PR: The ending is incredibly powerful. Did you ever consider a different ending, or was it always going to conclude the way it does?
GV: Most of my stories, or at least the ones I tend to finish, begin with me knowing how they’ll end. So, I came to this story having a clear vision of where Luz and Olivia would end up but not the why or the how. Which I think is pretty important for build-up, especially since I seem incapable of writing conclusions that aren’t traumatizing or depressing.
PR: Finish this sentence in just one word—the word you think best captures it: “This story is about __________.”?
GV: Friendship. I think that makes it sound like a happier, more optimistic story. Luz and Olivia’s relationship with each other really is the heart of everything.
PR: What are you working on now?
GV: I’m a slow writer so I’ve been re-writing a short story I came up with and finished writing around the same time as “Guts” for what feels like forever; it’s about a pair of estranged cousins trapped in their high school during a zombie apocalypse. I have a couple other stories floating around too, one’s about a boy who accidentally raises the undead with a spell from an Internet forum. I’ve also been toying with the possibility of following Luz’s sister, Ria, to boarding school where she’s older and summons a bad ghost boyfriend.
PR: What is the best bit of advice about writing you have ever received?
GV: Uh, I’m not sure I can think of any at the moment. Not to say that my writing is perfect and I’m not constantly learning from other writers, but I don’t internalize writing advice in a way that I can regurgitate as a good quote or well-worn saying. I think where I get most of my cues on how to write is reading other writers talk about writing. When I was middle school I used to be a devoted reader of the personal blogs of YA authors because I was preoccupied with learning how writers lived and how that would affect whether I took this writing thing seriously.
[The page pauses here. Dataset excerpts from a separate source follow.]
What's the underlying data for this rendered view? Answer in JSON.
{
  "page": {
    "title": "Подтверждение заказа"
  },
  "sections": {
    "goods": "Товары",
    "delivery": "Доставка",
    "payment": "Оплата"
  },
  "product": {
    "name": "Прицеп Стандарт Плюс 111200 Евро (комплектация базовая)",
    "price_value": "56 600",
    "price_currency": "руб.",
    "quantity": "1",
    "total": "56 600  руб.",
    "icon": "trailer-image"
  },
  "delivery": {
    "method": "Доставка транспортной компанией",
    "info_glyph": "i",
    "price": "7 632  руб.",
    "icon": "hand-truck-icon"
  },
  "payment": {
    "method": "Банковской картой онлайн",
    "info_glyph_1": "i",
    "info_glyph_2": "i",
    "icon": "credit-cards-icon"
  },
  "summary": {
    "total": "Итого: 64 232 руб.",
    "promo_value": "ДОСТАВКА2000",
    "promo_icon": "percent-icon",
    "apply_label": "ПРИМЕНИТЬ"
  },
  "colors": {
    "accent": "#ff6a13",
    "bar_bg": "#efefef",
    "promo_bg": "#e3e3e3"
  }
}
Now, I find myself reading a lot of online interviews, whether it’s promotion for a book or saying what inspired a short story or just chatting with another writer. There’s something about hearing someone whose work I admire speak on their craft that motivates me, makes me think, “They are a person, and as a fellow person, they expended a tremendous amount of effort and work to produce what I am seeing.” I take a long time to finish projects and I almost never have moments where words just pour out of me so, it really helps to see people. And the few times that has occurred has been because I’ve got a deadline the next morning or I’m twenty minutes away from missing it. I also think that we heap a lot of praise on the inspired genius-type who doesn’t even have to try a pedestal, when working your ass off to be the best at your art is the more, if not the most, admirable thing.